Hydroxyls-Involved Interfacial CO Oxidation Catalyzed by FeOx(111) Monolayer Islands Supported on Pt(111) and the Unique Role of Oxygen Vacancy

We have comprehensively investigated the reactivity of hydroxyls on FeOx(111) monolayer islands with different amounts of oxygen vacancy concentrations grown on Pt(111) by means of X-ray photoelectron spectroscopy, temperature-programmed desorption/reaction spectroscopy, and low energy electron diffraction. Hydroxyls on FeOx(111) monolayer islands are capable of oxidizing CO(a) on Pt(111) at the FeOx(111)-Pt(111) interface at low temperatures and such an interfacial oxidation of CO by hydroxyls to produce CO2 is not suppressed by either excess CO(a) or excess H(a) on FeOx(111)/Pt(111) inverse model catalyst surface. However, the reactivity of hydroxyls is controlled by the oxygen vacancy concentration in FeOx(111) monolayer islands.

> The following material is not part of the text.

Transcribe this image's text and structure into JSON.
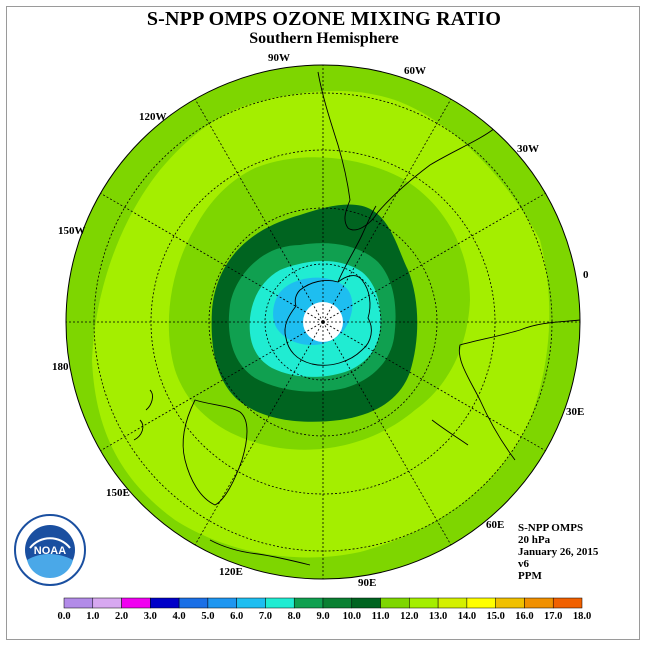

With the increase of oxygen vacancy concentration, reaction pathways of hydroxyls on FeOx(111) monolayer islands to produce H2O are thermodynamically suppressed, which thus opens other hydroxyls-involved reaction pathways including the interfacial oxidation of CO to produce CO2. These results greatly deepen the fundamental understanding of the reaction mechanism and catalytically active structure for low temperature WGS and PROX reactions catalyzed by oxide supported Pt nanocatalysts.